For years the project has faced strong opposition. Residents of the tony Kenwood area just west of downtown Minneapolis opposed having light rail pass through their neighborhood, even though for decades the area hosted a Minneapolis & St. Louis and Chicago & North Western freight yard. The yard was removed in the early 1980s, with the right-of-way purchased by the Hennepin County Regional Railroad Authority for future light rail use. A single track was retained through the area, and a trail built next to the track.

In the early 1990s another trail was built on former Milwaukee Road track used by short line Twin Cities & Western, and its trains were rerouted to the line through Kenwood. The agreement to move the trains included a provision that if LRT were built TC&W trains would be rerouted again onto another line, specifically the former Minneapolis, Northfield & Southern through suburban St. Louis Park.

When Southwest was proposed on the right-of-way through Kenwood, opponents argued they didn’t want the trail removed despite the fact the right-of-way was acquired for rail, and not trail use. They argued the trail could be placed on the right-of-way used by TC&W since it would be moved to the ex-MN&S.

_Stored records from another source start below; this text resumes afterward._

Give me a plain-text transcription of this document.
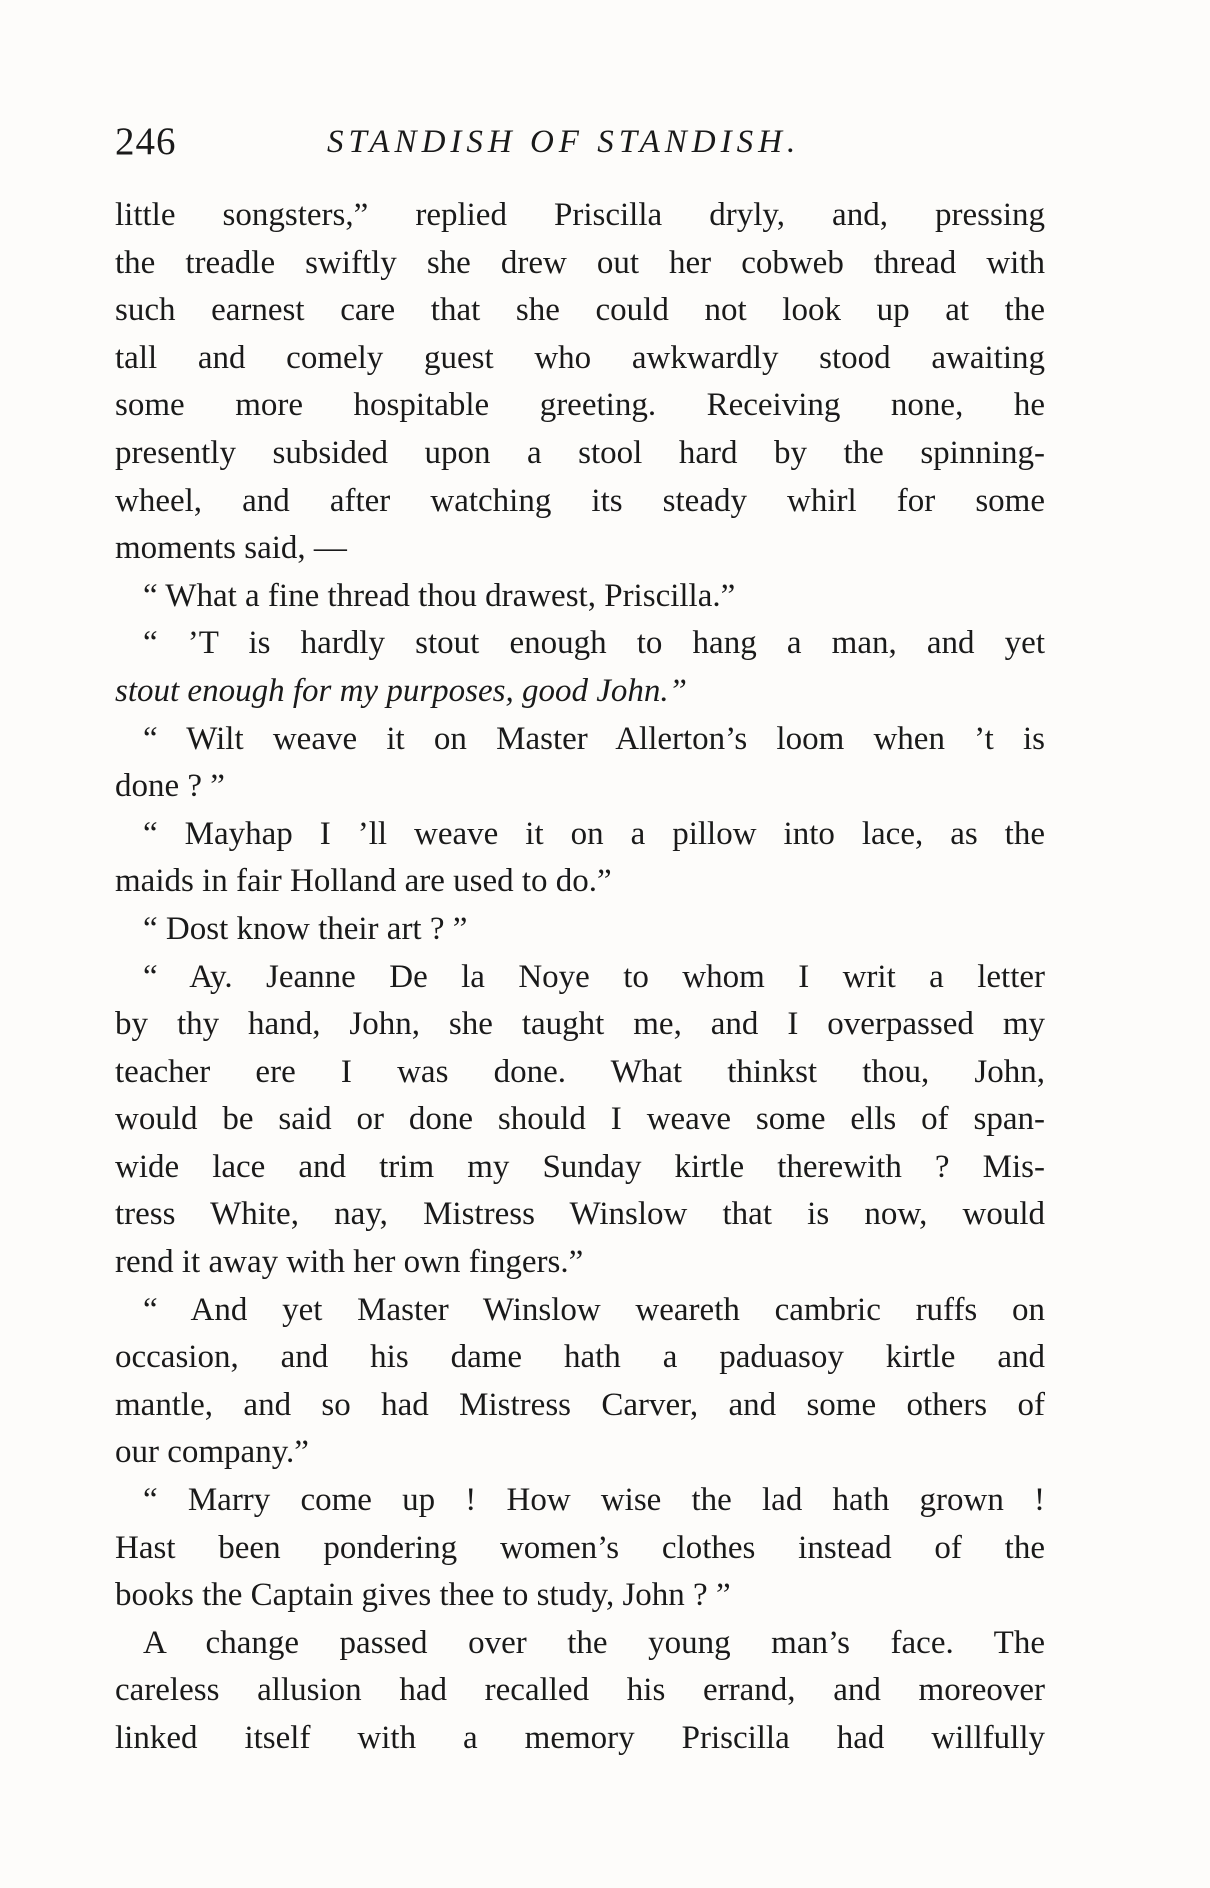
246	STANDISH OF STANDISH.
little songsters,” replied Priscilla dryly, and, pressing
the treadle swiftly she drew out her cobweb thread with
such earnest care that she could not look up at the
tall and comely guest who awkwardly stood awaiting
some more hospitable greeting. Receiving none, he
presently subsided upon a stool hard by the spinning-
wheel, and after watching its steady whirl for some
moments said, —
“ What a fine thread thou drawest, Priscilla.”
“ ’T is hardly stout enough to hang a man, and yet
stout enough for my purposes, good John.”
“ Wilt weave it on Master Allerton’s loom when ’t is
done ? ”
“ Mayhap I ’ll weave it on a pillow into lace, as the
maids in fair Holland are used to do.”
“ Dost know their art ? ”
“ Ay. Jeanne De la Noye to whom I writ a letter
by thy hand, John, she taught me, and I overpassed my
teacher ere I was done. What thinkst thou, John,
would be said or done should I weave some ells of span-
wide lace and trim my Sunday kirtle therewith ? Mis-
tress White, nay, Mistress Winslow that is now, would
rend it away with her own fingers.”
“ And yet Master Winslow weareth cambric ruffs on
occasion, and his dame hath a paduasoy kirtle and
mantle, and so had Mistress Carver, and some others of
our company.”
“ Marry come up ! How wise the lad hath grown !
Hast been pondering women’s clothes instead of the
books the Captain gives thee to study, John ? ”
A change passed over the young man’s face. The
careless allusion had recalled his errand, and moreover
linked itself with a memory Priscilla had willfully
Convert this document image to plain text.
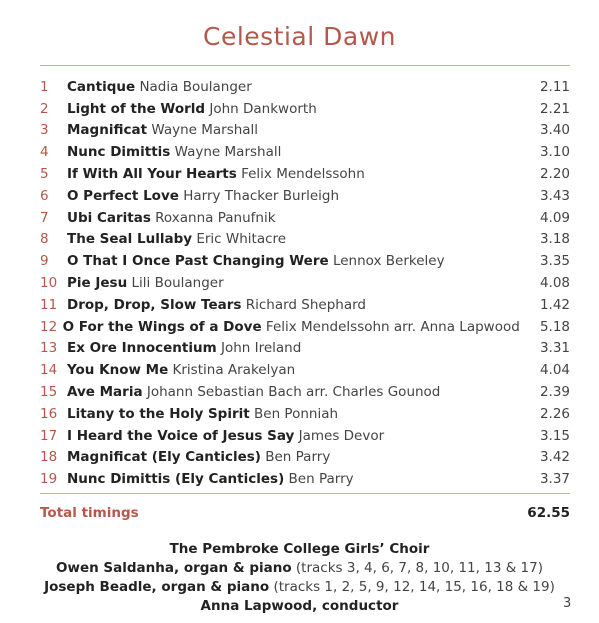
Celestial Dawn
1	Cantique Nadia Boulanger	2.11
2	Light of the World John Dankworth	2.21
3	Magnificat Wayne Marshall	3.40
4	Nunc Dimittis Wayne Marshall	3.10
5	If With All Your Hearts Felix Mendelssohn	2.20
6	O Perfect Love Harry Thacker Burleigh	3.43
7	Ubi Caritas Roxanna Panufnik	4.09
8	The Seal Lullaby Eric Whitacre	3.18
9	O That I Once Past Changing Were Lennox Berkeley	3.35
10 Pie Jesu Lili Boulanger	4.08
11 Drop, Drop, Slow Tears Richard Shephard	1.42
12 O For the Wings of a Dove Felix Mendelssohn arr. Anna Lapwood	5.18
13 Ex Ore Innocentium John Ireland	3.31
14 You Know Me Kristina Arakelyan	4.04
15 Ave Maria Johann Sebastian Bach arr. Charles Gounod	2.39
16 Litany to the Holy Spirit Ben Ponniah	2.26
17 I Heard the Voice of Jesus Say James Devor	3.15
18 Magnificat (Ely Canticles) Ben Parry	3.42
19 Nunc Dimittis (Ely Canticles) Ben Parry	3.37
Total timings	62.55
The Pembroke College Girls’ Choir
Owen Saldanha, organ & piano (tracks 3, 4, 6, 7, 8, 10, 11, 13 & 17)
Joseph Beadle, organ & piano (tracks 1, 2, 5, 9, 12, 14, 15, 16, 18 & 19)
Anna Lapwood, conductor	3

As it turned out, planners had grossly underestimated the cost of rebuilding the MN&S line for heavy freight traffic, and building new connections to the existing Canadian Pacific tracks TC&W uses in the area. The MN&S passes through St. Louis Park and its residents didn’t want the freight trains either and began a campaign to stop the reroute.

Eventually the reroute plans were dropped with the railroad remaining in Kenwood, but TC&W feared LRT would drive up its cost of operations and open it up to liability. It filed a Federal lawsuit against the Council and Canadian Pacific, which owns some of the track used by the short line to reach Kenwood. Last summer, the council reached an $18.5 million agreement with the railroad, and it dropped the suit.

BNSF got into the act too, insisting a concrete wall be built along a short stretch of its Wayzata Subdivision west of Target Field to separate light rail and freight trains. The Council agreed to BNSF’s conditions last year.

To mollify Kenwood opposition, Metro Transit agreed to build a tunnel through the area to allow room for the trail and TC&W, but the tunnel contributed to higher costs. As recently as 2012, the price tag of Southwest was $1.25 billion; it’s now over $2 billion. The federal government will pay $929 million of the project’s total cost. Southwest will be the largest infrastructure project in Minnesota history, and is expected to create 7,500 construction jobs with an estimated $350 million payroll.

When complete the line is expected to carry 28,100 daily riders.